Voltaic Strategic Resources has acquired a 4.2% shareholding in Geopacific Resources, gaining strategic exposure to the Woodlark Gold Project in Papua New Guinea, a well-capitalised development with a 12-year mine life and significant exploration upside.
- Voltaic invests $2.65 million for 4.2% stake in Geopacific Resources
- Woodlark Gold Project holds 1.67 million ounces of gold resources
- Project backed by Deutsche Balaton/Delphi Group and Patronus Resources
- Geopacific raised $40 million to advance Woodlark development
- Woodlark project features a pre-tax NPV of A$625 million and 12-year mine life
Voltaic's Strategic Pivot
Voltaic Strategic Resources Limited (ASX: VSR) has taken a decisive step to diversify its portfolio by acquiring a 4.2% equity stake in Geopacific Resources Limited (ASX: GPR). The $2.65 million investment, made through a shortfall entitlement offer, positions Voltaic as a strategic partner in the Woodlark Gold Project, a mature and well-capitalised gold development located in Papua New Guinea.

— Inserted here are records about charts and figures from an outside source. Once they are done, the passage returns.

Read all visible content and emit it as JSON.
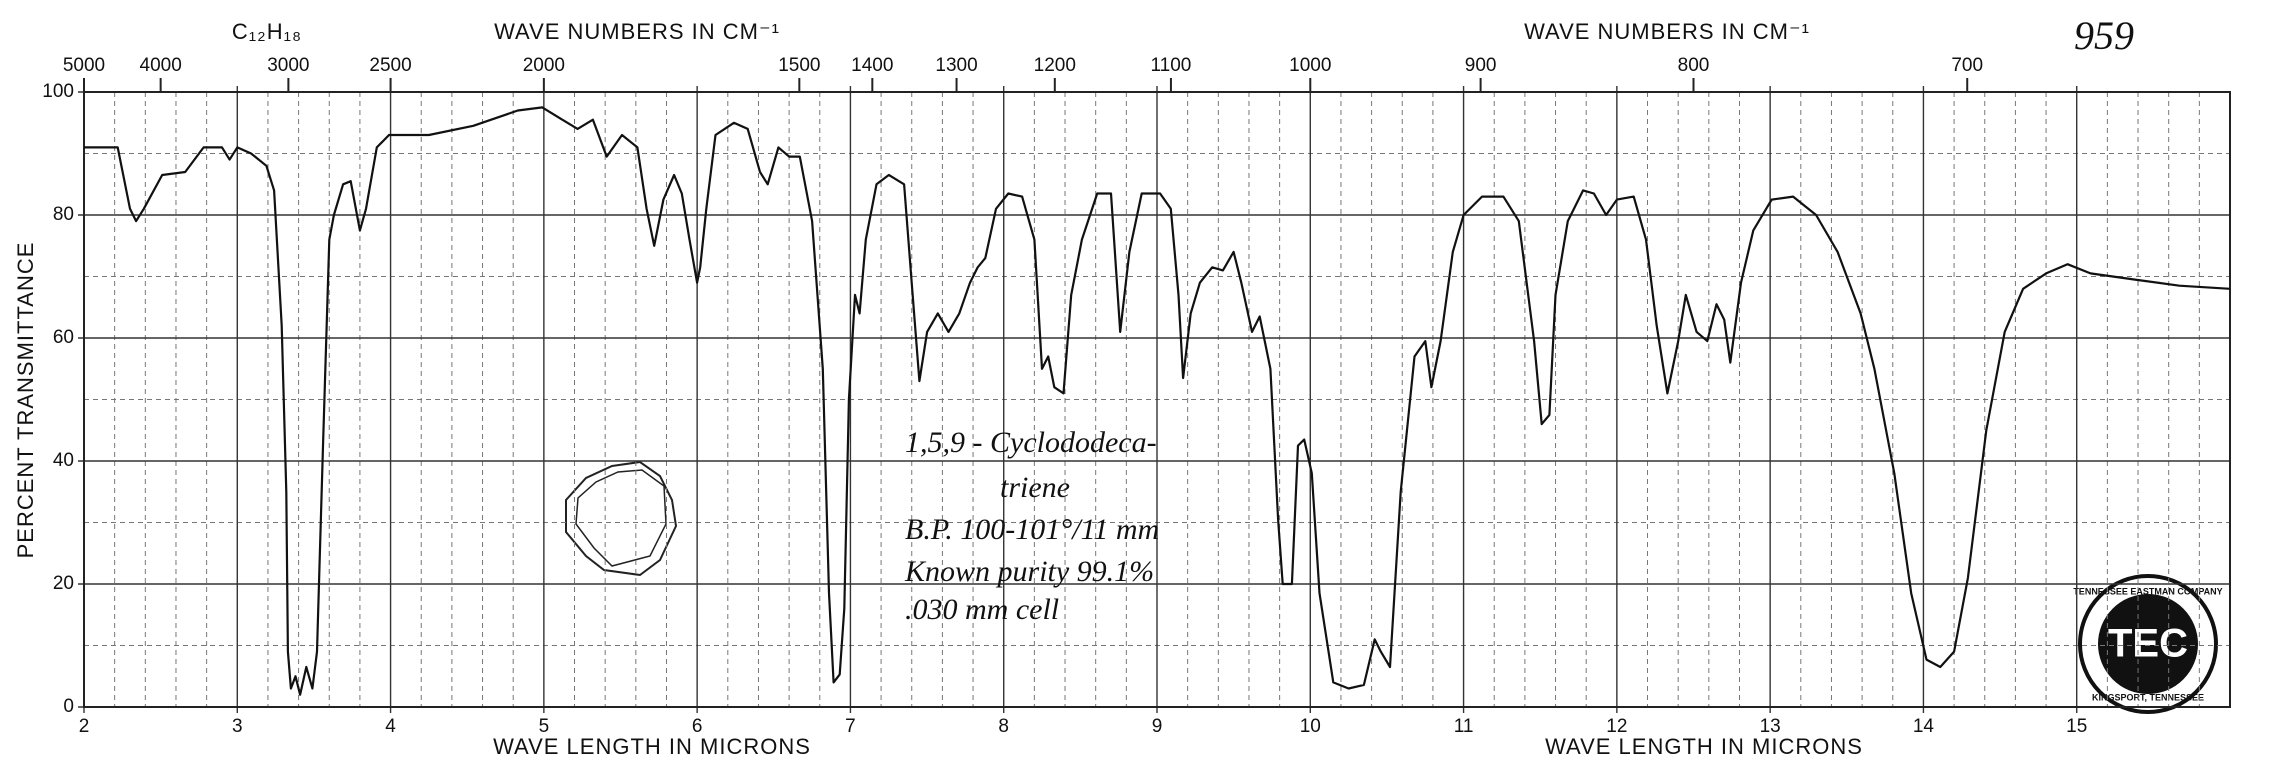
{
  "chart_data": {
    "type": "line",
    "formula": "C₁₂H₁₈",
    "spectrum_number": "959",
    "x2_label_left": "WAVE NUMBERS IN CM⁻¹",
    "x2_label_right": "WAVE NUMBERS IN CM⁻¹",
    "xlabel_left": "WAVE LENGTH IN MICRONS",
    "xlabel_right": "WAVE LENGTH IN MICRONS",
    "ylabel": "PERCENT TRANSMITTANCE",
    "annotations": [
      "1,5,9 - Cyclododeca-",
      "triene",
      "B.P. 100-101°/11 mm",
      "Known purity 99.1%",
      ".030 mm cell"
    ],
    "logo": {
      "top": "TENNESSEE EASTMAN COMPANY",
      "center": "TEC",
      "bottom": "KINGSPORT, TENNESSEE"
    },
    "color": "#111111",
    "grid": true,
    "xlim": [
      2,
      16
    ],
    "xticks": [
      2,
      3,
      4,
      5,
      6,
      7,
      8,
      9,
      10,
      11,
      12,
      13,
      14,
      15
    ],
    "x2ticks": [
      5000,
      4000,
      3000,
      2500,
      2000,
      1500,
      1400,
      1300,
      1200,
      1100,
      1000,
      900,
      800,
      700
    ],
    "ylim": [
      0,
      100
    ],
    "yticks": [
      0,
      20,
      40,
      60,
      80,
      100
    ],
    "x": [
      2.0,
      2.22,
      2.3,
      2.34,
      2.39,
      2.51,
      2.66,
      2.78,
      2.9,
      2.95,
      3.0,
      3.09,
      3.19,
      3.24,
      3.29,
      3.32,
      3.33,
      3.35,
      3.38,
      3.41,
      3.45,
      3.49,
      3.52,
      3.56,
      3.6,
      3.63,
      3.69,
      3.74,
      3.8,
      3.84,
      3.91,
      3.99,
      4.25,
      4.54,
      4.83,
      4.99,
      5.12,
      5.22,
      5.32,
      5.41,
      5.51,
      5.61,
      5.67,
      5.72,
      5.78,
      5.85,
      5.9,
      5.95,
      6.0,
      6.02,
      6.06,
      6.12,
      6.24,
      6.33,
      6.41,
      6.46,
      6.53,
      6.6,
      6.67,
      6.75,
      6.82,
      6.86,
      6.89,
      6.93,
      6.96,
      6.99,
      7.03,
      7.06,
      7.1,
      7.17,
      7.25,
      7.35,
      7.4,
      7.45,
      7.5,
      7.57,
      7.64,
      7.71,
      7.78,
      7.83,
      7.88,
      7.95,
      8.03,
      8.12,
      8.2,
      8.25,
      8.29,
      8.33,
      8.39,
      8.44,
      8.51,
      8.61,
      8.7,
      8.76,
      8.82,
      8.9,
      9.02,
      9.09,
      9.14,
      9.17,
      9.22,
      9.28,
      9.36,
      9.43,
      9.5,
      9.55,
      9.62,
      9.67,
      9.74,
      9.79,
      9.82,
      9.88,
      9.92,
      9.96,
      10.01,
      10.06,
      10.15,
      10.25,
      10.35,
      10.42,
      10.46,
      10.52,
      10.59,
      10.68,
      10.75,
      10.79,
      10.85,
      10.93,
      11.0,
      11.12,
      11.26,
      11.36,
      11.46,
      11.51,
      11.56,
      11.6,
      11.68,
      11.78,
      11.85,
      11.93,
      12.0,
      12.11,
      12.19,
      12.26,
      12.33,
      12.4,
      12.45,
      12.52,
      12.59,
      12.65,
      12.7,
      12.74,
      12.81,
      12.89,
      13.01,
      13.15,
      13.3,
      13.44,
      13.59,
      13.68,
      13.81,
      13.92,
      14.02,
      14.11,
      14.2,
      14.29,
      14.41,
      14.53,
      14.65,
      14.8,
      14.94,
      15.09,
      15.38,
      15.67,
      16.0
    ],
    "values": [
      91,
      91,
      81,
      79,
      81,
      86.5,
      87,
      91,
      91,
      89,
      91,
      90,
      88,
      84,
      62,
      35,
      9,
      3,
      5,
      2,
      6.5,
      3,
      9,
      43,
      76,
      80,
      85,
      85.5,
      77.5,
      81,
      91,
      93,
      93,
      94.5,
      97,
      97.5,
      95.5,
      94,
      95.5,
      89.5,
      93,
      91,
      81,
      75,
      82.5,
      86.5,
      83.5,
      76,
      69,
      71.5,
      81,
      93,
      95,
      94,
      87,
      85,
      91,
      89.5,
      89.5,
      79,
      55,
      18.5,
      4,
      5.3,
      16,
      50,
      67,
      64,
      76,
      85,
      86.5,
      85,
      69,
      53,
      61,
      64,
      61,
      64,
      69,
      71.5,
      73,
      81,
      83.5,
      83,
      76,
      55,
      57,
      52,
      51,
      67,
      76,
      83.5,
      83.5,
      61,
      74,
      83.5,
      83.5,
      81,
      67,
      53.5,
      64,
      69,
      71.5,
      71,
      74,
      69,
      61,
      63.5,
      55,
      30.5,
      20,
      20,
      42.5,
      43.5,
      38,
      18.5,
      4,
      3,
      3.6,
      11,
      9,
      6.5,
      35,
      57,
      59.5,
      52,
      59.5,
      74,
      80,
      83,
      83,
      79,
      59.5,
      46,
      47.5,
      67,
      79,
      84,
      83.5,
      80,
      82.5,
      83,
      76,
      62,
      51,
      59.5,
      67,
      61,
      59.5,
      65.5,
      63,
      56,
      69,
      77.5,
      82.5,
      83,
      80,
      74,
      64,
      55,
      38,
      18.5,
      7.7,
      6.5,
      9,
      21,
      45,
      61,
      68,
      70.5,
      72,
      70.5,
      69.5,
      68.5,
      68
    ]
  }
}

This move marks a shift for Voltaic from early-stage exploration towards exposure to a near-term production asset with proven economic feasibility. Chairman Daniel Raihani highlighted the project's low enterprise value and substantial upside potential as key attractions, especially alongside heavyweight investors Deutsche Balaton/Delphi Group and Patronus Resources.

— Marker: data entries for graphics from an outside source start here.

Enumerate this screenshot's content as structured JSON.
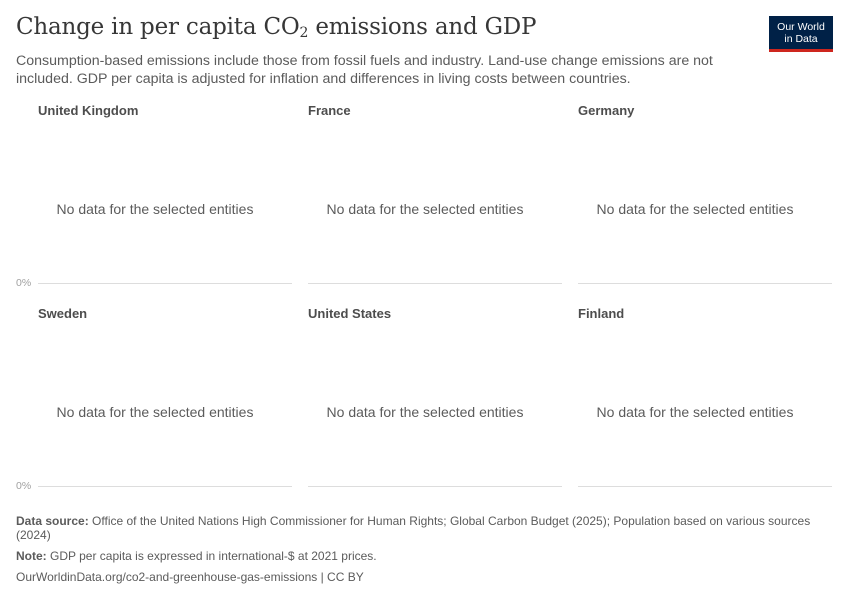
{
  "header": {
    "title_pre": "Change in per capita CO",
    "title_sub": "2",
    "title_post": " emissions and GDP",
    "subtitle": "Consumption-based emissions include those from fossil fuels and industry. Land-use change emissions are not included. GDP per capita is adjusted for inflation and differences in living costs between countries."
  },
  "logo": {
    "line1": "Our World",
    "line2": "in Data",
    "bg_color": "#002147",
    "accent_color": "#ce261e"
  },
  "chart_data": {
    "type": "line",
    "facets": [
      {
        "title": "United Kingdom",
        "message": "No data for the selected entities",
        "y_tick": "0%"
      },
      {
        "title": "France",
        "message": "No data for the selected entities",
        "y_tick": ""
      },
      {
        "title": "Germany",
        "message": "No data for the selected entities",
        "y_tick": ""
      },
      {
        "title": "Sweden",
        "message": "No data for the selected entities",
        "y_tick": "0%"
      },
      {
        "title": "United States",
        "message": "No data for the selected entities",
        "y_tick": ""
      },
      {
        "title": "Finland",
        "message": "No data for the selected entities",
        "y_tick": ""
      }
    ]
  },
  "footer": {
    "source_label": "Data source:",
    "source_text": " Office of the United Nations High Commissioner for Human Rights; Global Carbon Budget (2025); Population based on various sources (2024)",
    "note_label": "Note:",
    "note_text": " GDP per capita is expressed in international-$ at 2021 prices.",
    "url": "OurWorldinData.org/co2-and-greenhouse-gas-emissions | CC BY"
  }
}
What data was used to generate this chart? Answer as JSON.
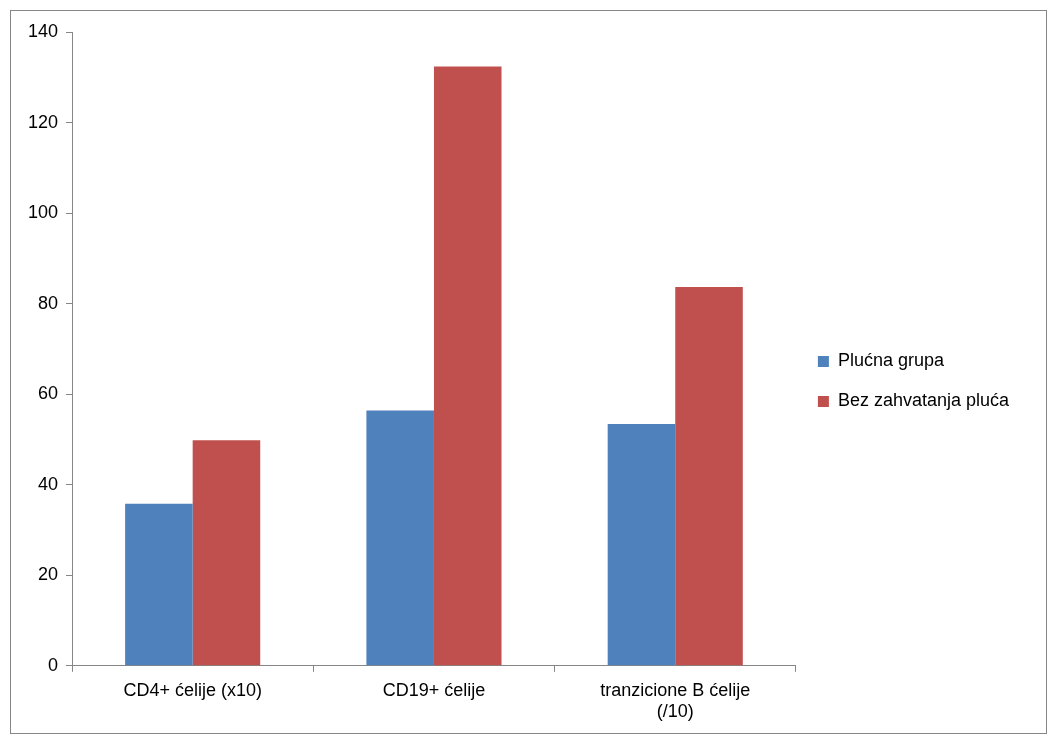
{
  "chart_data": {
    "type": "bar",
    "categories": [
      "CD4+ ćelije (x10)",
      "CD19+ ćelije",
      "tranzicione B ćelije (/10)"
    ],
    "series": [
      {
        "name": "Plućna grupa",
        "color": "#4f81bd",
        "values": [
          35.8,
          56.4,
          53.4
        ]
      },
      {
        "name": "Bez zahvatanja pluća",
        "color": "#c0504d",
        "values": [
          49.8,
          132.4,
          83.7
        ]
      }
    ],
    "ylim": [
      0,
      140
    ],
    "yticks": [
      0,
      20,
      40,
      60,
      80,
      100,
      120,
      140
    ],
    "grid": false,
    "legend": "right"
  }
}
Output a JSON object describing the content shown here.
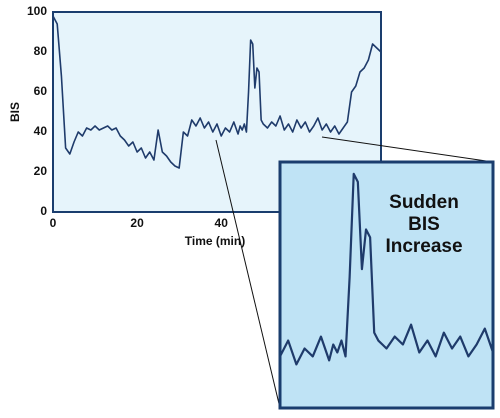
{
  "chart_data": {
    "type": "line",
    "xlabel": "Time (min)",
    "ylabel": "BIS",
    "x": [
      0,
      1,
      2,
      3,
      4,
      5,
      6,
      7,
      8,
      9,
      10,
      11,
      12,
      13,
      14,
      15,
      16,
      17,
      18,
      19,
      20,
      21,
      22,
      23,
      24,
      25,
      26,
      27,
      28,
      29,
      30,
      31,
      32,
      33,
      34,
      35,
      36,
      37,
      38,
      39,
      40,
      41,
      42,
      43,
      44,
      44.5,
      45,
      45.5,
      46,
      46.5,
      47,
      47.5,
      48,
      48.5,
      49,
      49.5,
      50,
      51,
      52,
      53,
      54,
      55,
      56,
      57,
      58,
      59,
      60,
      61,
      62,
      63,
      64,
      65,
      66,
      67,
      68,
      69,
      70,
      71,
      72,
      73,
      74,
      75,
      76,
      77,
      78
    ],
    "series": [
      {
        "color": "#1f3b6b",
        "values": [
          98,
          94,
          68,
          32,
          29,
          35,
          40,
          38,
          42,
          41,
          43,
          41,
          42,
          43,
          41,
          42,
          38,
          36,
          33,
          35,
          30,
          32,
          27,
          30,
          26,
          41,
          30,
          28,
          25,
          23,
          22,
          40,
          38,
          46,
          43,
          47,
          42,
          45,
          40,
          44,
          38,
          42,
          40,
          45,
          39,
          43,
          41,
          44,
          40,
          60,
          86,
          84,
          62,
          72,
          70,
          46,
          44,
          42,
          45,
          43,
          48,
          41,
          44,
          40,
          46,
          42,
          45,
          40,
          43,
          47,
          41,
          44,
          40,
          43,
          39,
          42,
          45,
          60,
          63,
          70,
          72,
          76,
          84,
          82,
          80
        ]
      }
    ],
    "xlim": [
      0,
      78
    ],
    "ylim": [
      0,
      100
    ],
    "xticks": [
      0,
      20,
      40
    ],
    "yticks": [
      0,
      20,
      40,
      60,
      80,
      100
    ],
    "inset": {
      "xlim": [
        38,
        64
      ],
      "ylim": [
        27,
        89
      ],
      "annotation": [
        "Sudden",
        "BIS",
        "Increase"
      ]
    }
  }
}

Woodlark Gold Project: A De-risked Opportunity
The Woodlark Gold Project boasts a significant mineral resource of approximately 1.67 million ounces of gold, predominantly in the Measured and Indicated categories. Located on Woodlark Island in Papua New Guinea's Milne Bay Province, the project benefits from decades of regional mining activity, existing infrastructure, and a skilled local workforce.

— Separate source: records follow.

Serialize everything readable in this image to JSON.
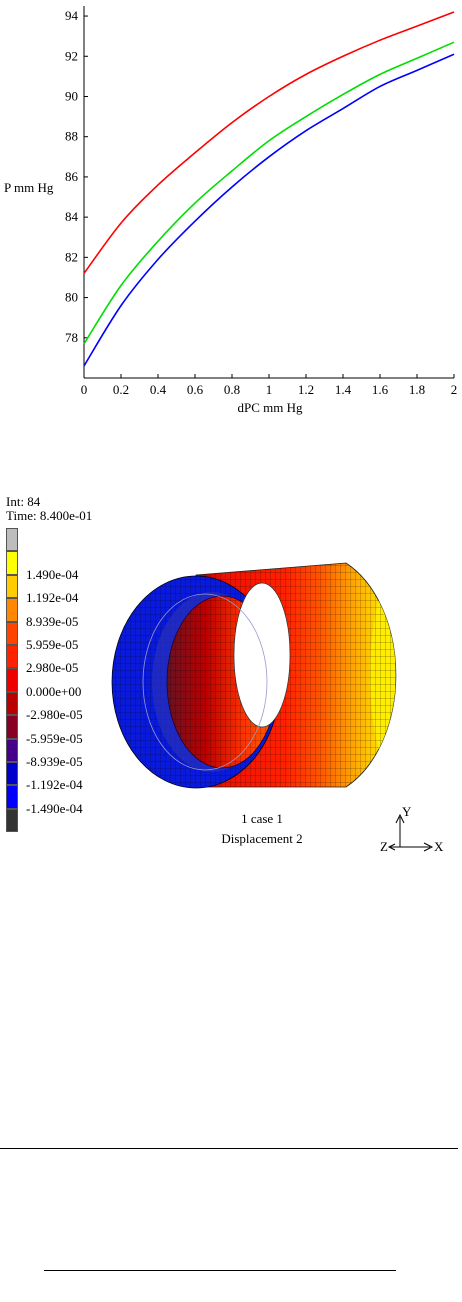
{
  "chart_data": {
    "type": "line",
    "title": "",
    "xlabel": "dPC mm Hg",
    "ylabel": "P mm Hg",
    "xlim": [
      0,
      2
    ],
    "ylim": [
      76,
      94.5
    ],
    "x_ticks": [
      "0",
      "0.2",
      "0.4",
      "0.6",
      "0.8",
      "1",
      "1.2",
      "1.4",
      "1.6",
      "1.8",
      "2"
    ],
    "y_ticks": [
      "78",
      "80",
      "82",
      "84",
      "86",
      "88",
      "90",
      "92",
      "94"
    ],
    "grid": false,
    "legend": "none",
    "x": [
      0,
      0.2,
      0.4,
      0.6,
      0.8,
      1.0,
      1.2,
      1.4,
      1.6,
      1.8,
      2.0
    ],
    "series": [
      {
        "color": "#ff0000",
        "values": [
          81.2,
          83.7,
          85.6,
          87.2,
          88.7,
          90.0,
          91.1,
          92.0,
          92.8,
          93.5,
          94.2
        ]
      },
      {
        "color": "#00dd00",
        "values": [
          77.7,
          80.6,
          82.8,
          84.7,
          86.3,
          87.8,
          89.0,
          90.1,
          91.1,
          91.9,
          92.7
        ]
      },
      {
        "color": "#0000ff",
        "values": [
          76.6,
          79.6,
          81.9,
          83.8,
          85.5,
          87.0,
          88.3,
          89.4,
          90.5,
          91.3,
          92.1
        ]
      }
    ]
  },
  "fem": {
    "int_label": "Int: 84",
    "time_label": "Time: 8.400e-01",
    "legend": [
      {
        "label": "",
        "color": "#bdbdbd"
      },
      {
        "label": "1.490e-04",
        "color": "#ffff00"
      },
      {
        "label": "1.192e-04",
        "color": "#ffcc00"
      },
      {
        "label": "8.939e-05",
        "color": "#ff8800"
      },
      {
        "label": "5.959e-05",
        "color": "#ff4400"
      },
      {
        "label": "2.980e-05",
        "color": "#ff2200"
      },
      {
        "label": "0.000e+00",
        "color": "#ee0000"
      },
      {
        "label": "-2.980e-05",
        "color": "#bb0000"
      },
      {
        "label": "-5.959e-05",
        "color": "#880022"
      },
      {
        "label": "-8.939e-05",
        "color": "#440088"
      },
      {
        "label": "-1.192e-04",
        "color": "#0000cc"
      },
      {
        "label": "-1.490e-04",
        "color": "#0000ff"
      },
      {
        "label": "",
        "color": "#333333"
      }
    ],
    "caption_1": "1 case 1",
    "caption_2": "Displacement 2",
    "axis_y": "Y",
    "axis_x": "X",
    "axis_z": "Z"
  }
}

Geopacific's recent scoping study underscores the project's robust economics, with a pre-tax net present value (NPV) of A$625 million and an internal rate of return (IRR) of 40.5%. The planned 12-year open-pit operation features low strip ratios and capital costs estimated at A$326 million, targeting production of 1.14 million ounces of gold at all-in sustaining costs of A$1,534 per ounce.
Capital Raising and Growth Prospects
Geopacific successfully raised $40 million through its entitlement offer, including shortfall subscriptions, to fund exploration, project development, engineering, community relocation, and working capital. Voltaic's participation in this raise not only secures its stake but also aligns it with major shareholders who bring operational expertise and financial backing.
Looking ahead, Geopacific plans an extensive 2025 exploration program involving 30,000 meters of reverse circulation and diamond drilling, alongside trenching, aimed at expanding the resource base and testing new targets. This exploration upside could further enhance the project's value and longevity.
Implications for Voltaic
With this investment, Voltaic retains a healthy cash reserve of $2.5 million, allowing flexibility to pursue additional opportunities or support ongoing exploration within its Australian tenements. The strategic stake in Geopacific offers Voltaic exposure to a de-risked gold development without the immediate need for operational capital or resources, potentially smoothing its path to value creation amid challenging market conditions for early-stage explorers.
Overall, Voltaic’s move reflects a pragmatic approach to portfolio management, balancing exploration ambitions with exposure to established projects that promise near-term returns and long-term growth.
Bottom Line?
Voltaic’s stake in Geopacific could be a catalyst for growth, but the unfolding development and exploration results at Woodlark will be critical to watch.
Questions in the middle?
- How will Geopacific’s 2025 exploration results impact the Woodlark resource and project valuation?
- What role will Voltaic play in Geopacific’s strategic decisions moving forward?
- How might gold price fluctuations affect the economic viability of the Woodlark project?